I have a derived class, Wrapper, that inherits from a template-defined base class. I'd like to configure Wrapper so that if the base class has constructor parameters, Wrapper's constructor also includes the base class's constructor params so that it can forward them to the base class constructor:
struct Base1 {
Base1(int) {}
};
struct Base2 {
Base2(std::string) {}
};
// I'd like variadic template param `Args` to be deduced to a parameter
// pack matching a valid constructor for type T, if available.
template <typename T, typename... Args>
struct Wrapper : public T {
Wrapper(int, Args&&... v) : T(std::forward<Args>(v)...) {}
};
int main() {
auto wrapper = Wrapper<Base1>(1, 2);
}
This example fails because the compiler is not deducing anything for Args, and so the resulting error is:
no matching function for call to ‘Wrapper<Base1>::Wrapper(int, int)’:
candidate: ‘Wrapper<T, Args>::Wrapper(int, Args&& ...) [with T = Base1; Args = {}]’
candidate expects 1 argument, 2 provided
Is it possible to force the compiler to deduce the type(s) for the variadic template parameter Args, based on the deduced value of T and the parameters provided to Wrapper at construction?

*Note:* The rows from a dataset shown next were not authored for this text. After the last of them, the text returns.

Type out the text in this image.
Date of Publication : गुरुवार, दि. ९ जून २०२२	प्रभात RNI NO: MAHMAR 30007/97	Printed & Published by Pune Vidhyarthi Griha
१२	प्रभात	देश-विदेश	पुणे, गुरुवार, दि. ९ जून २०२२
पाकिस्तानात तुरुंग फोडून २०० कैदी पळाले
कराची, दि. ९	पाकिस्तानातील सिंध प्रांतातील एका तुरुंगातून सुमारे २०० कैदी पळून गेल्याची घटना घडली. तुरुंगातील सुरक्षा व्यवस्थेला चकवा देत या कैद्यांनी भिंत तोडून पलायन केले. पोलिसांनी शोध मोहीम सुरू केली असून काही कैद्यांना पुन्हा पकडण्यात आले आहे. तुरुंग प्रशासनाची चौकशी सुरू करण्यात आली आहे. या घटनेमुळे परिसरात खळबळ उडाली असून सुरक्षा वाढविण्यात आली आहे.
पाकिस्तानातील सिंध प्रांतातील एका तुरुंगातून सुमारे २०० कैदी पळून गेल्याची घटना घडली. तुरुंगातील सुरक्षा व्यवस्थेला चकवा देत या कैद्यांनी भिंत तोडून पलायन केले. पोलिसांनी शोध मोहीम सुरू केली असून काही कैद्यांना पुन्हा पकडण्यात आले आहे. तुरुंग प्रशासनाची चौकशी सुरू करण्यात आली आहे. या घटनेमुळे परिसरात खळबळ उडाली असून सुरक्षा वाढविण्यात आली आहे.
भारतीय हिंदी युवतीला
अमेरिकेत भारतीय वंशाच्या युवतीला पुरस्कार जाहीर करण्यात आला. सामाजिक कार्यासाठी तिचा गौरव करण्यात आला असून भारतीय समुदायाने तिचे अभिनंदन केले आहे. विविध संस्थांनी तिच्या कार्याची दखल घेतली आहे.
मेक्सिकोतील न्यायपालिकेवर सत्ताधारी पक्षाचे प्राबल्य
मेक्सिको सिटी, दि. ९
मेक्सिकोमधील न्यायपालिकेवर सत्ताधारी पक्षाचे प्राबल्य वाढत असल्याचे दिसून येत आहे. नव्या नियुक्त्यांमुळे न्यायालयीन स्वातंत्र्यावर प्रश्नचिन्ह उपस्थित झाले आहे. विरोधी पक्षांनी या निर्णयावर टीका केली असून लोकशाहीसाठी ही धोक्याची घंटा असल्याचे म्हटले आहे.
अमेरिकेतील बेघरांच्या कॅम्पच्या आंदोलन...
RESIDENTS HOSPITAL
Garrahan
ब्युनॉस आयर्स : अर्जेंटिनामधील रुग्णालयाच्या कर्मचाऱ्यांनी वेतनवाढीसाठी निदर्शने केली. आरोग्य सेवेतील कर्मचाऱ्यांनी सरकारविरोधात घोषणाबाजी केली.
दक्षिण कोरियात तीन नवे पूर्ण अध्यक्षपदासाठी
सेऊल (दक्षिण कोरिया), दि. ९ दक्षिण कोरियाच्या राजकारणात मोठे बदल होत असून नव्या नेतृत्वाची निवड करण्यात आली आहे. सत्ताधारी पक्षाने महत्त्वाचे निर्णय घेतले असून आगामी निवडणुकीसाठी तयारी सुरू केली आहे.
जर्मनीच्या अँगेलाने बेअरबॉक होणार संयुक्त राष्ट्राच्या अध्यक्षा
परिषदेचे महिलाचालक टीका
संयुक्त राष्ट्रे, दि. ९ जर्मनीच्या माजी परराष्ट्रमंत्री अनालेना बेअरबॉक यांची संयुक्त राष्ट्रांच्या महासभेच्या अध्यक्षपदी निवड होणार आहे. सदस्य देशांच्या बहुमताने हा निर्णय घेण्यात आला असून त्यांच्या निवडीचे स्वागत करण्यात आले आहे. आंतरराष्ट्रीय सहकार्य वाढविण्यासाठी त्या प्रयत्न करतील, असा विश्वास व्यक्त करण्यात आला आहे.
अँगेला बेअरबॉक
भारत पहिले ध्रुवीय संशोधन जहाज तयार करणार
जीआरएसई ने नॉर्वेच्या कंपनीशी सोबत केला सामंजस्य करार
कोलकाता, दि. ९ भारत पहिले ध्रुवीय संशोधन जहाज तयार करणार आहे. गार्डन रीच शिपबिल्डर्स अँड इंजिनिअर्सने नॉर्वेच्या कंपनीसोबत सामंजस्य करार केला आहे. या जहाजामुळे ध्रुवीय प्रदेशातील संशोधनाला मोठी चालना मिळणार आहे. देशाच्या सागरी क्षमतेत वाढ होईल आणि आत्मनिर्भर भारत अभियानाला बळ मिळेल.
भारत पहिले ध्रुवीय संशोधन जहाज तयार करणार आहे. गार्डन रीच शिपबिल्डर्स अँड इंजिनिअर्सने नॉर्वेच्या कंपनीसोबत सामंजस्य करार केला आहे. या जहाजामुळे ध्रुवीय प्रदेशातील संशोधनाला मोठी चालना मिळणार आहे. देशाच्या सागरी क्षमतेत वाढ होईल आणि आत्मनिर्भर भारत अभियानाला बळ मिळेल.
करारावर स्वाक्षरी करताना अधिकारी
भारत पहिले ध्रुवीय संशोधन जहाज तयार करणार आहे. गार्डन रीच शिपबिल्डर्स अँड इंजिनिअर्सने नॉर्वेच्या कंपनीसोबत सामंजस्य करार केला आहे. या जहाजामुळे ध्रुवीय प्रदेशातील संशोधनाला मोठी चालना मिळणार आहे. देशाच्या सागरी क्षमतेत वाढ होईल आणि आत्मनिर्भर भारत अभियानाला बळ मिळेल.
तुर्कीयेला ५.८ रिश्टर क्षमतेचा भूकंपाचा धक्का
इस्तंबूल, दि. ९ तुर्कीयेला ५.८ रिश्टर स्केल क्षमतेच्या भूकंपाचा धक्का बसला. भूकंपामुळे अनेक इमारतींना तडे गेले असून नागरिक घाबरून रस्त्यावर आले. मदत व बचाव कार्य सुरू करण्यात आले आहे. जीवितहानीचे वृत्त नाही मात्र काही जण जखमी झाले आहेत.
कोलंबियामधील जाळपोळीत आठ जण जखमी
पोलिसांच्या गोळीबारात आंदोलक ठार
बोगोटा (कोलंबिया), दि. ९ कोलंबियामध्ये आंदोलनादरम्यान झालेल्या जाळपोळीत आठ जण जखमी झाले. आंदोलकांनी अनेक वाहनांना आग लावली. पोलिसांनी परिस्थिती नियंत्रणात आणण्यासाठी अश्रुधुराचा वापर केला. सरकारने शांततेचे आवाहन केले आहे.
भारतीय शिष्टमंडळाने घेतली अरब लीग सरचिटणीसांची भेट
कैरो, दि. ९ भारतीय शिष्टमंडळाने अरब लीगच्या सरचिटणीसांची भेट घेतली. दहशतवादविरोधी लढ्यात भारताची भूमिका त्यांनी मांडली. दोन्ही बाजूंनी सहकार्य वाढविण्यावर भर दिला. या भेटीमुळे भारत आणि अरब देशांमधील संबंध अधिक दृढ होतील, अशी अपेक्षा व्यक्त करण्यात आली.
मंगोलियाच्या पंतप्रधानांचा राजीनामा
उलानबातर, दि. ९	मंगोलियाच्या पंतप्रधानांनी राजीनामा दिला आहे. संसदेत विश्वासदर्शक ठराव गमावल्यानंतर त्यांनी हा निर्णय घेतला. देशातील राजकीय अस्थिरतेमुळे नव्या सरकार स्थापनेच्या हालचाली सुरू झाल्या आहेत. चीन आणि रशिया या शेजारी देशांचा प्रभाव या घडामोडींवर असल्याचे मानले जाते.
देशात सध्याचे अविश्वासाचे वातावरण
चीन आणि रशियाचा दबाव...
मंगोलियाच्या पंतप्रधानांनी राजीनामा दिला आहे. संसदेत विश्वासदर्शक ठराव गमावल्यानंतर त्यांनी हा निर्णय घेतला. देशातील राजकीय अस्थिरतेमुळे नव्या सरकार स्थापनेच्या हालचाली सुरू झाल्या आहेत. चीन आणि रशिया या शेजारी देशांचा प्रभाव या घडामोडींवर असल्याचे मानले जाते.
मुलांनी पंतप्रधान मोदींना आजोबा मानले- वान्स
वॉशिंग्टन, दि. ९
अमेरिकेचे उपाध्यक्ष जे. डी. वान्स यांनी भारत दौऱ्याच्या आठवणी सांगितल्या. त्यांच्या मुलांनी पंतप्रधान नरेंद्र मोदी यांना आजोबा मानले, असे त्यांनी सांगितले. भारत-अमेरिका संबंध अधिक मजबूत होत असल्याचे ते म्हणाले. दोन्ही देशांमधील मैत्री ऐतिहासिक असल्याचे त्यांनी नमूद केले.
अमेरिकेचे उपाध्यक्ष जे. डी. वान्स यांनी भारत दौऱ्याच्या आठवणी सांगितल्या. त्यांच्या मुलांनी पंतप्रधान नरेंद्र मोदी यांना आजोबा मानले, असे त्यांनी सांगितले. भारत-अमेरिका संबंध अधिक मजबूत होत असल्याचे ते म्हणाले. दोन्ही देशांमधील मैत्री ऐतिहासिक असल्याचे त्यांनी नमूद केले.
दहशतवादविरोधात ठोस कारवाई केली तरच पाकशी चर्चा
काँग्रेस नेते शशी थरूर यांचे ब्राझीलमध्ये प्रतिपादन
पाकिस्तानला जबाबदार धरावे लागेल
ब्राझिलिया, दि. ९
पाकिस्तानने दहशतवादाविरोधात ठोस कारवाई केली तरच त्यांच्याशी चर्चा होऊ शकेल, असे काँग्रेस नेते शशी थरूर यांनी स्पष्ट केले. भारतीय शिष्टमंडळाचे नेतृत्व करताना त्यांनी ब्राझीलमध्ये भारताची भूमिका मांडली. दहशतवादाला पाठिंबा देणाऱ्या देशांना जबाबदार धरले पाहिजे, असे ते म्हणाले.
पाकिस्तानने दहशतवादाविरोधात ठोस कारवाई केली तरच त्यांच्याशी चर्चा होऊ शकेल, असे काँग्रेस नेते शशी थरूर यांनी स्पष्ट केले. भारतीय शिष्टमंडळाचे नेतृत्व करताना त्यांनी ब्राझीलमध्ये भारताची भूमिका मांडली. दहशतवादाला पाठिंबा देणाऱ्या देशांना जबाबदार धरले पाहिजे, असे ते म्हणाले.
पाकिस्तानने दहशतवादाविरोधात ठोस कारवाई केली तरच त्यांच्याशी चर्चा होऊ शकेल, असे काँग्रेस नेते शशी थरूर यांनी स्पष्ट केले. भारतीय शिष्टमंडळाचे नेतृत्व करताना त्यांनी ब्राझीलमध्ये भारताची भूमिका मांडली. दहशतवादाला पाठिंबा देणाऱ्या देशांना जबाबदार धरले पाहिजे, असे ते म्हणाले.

Instead of having Args as a template parameter pack of the class template, you can make the constructor a template as shown below:
//------------------v--------------->removed Args from here
template <typename T >
struct Wrapper : public T {
//--vvvvvvvvvvvvvvvvvvvvvvvvvv----->made this a templated ctor
template<typename... Args>
Wrapper(int, Args&&... v) : T(std::forward<Args>(v)...) {}
};
int main() {
auto wrapper = Wrapper<Base1>(1, 2); //works now
}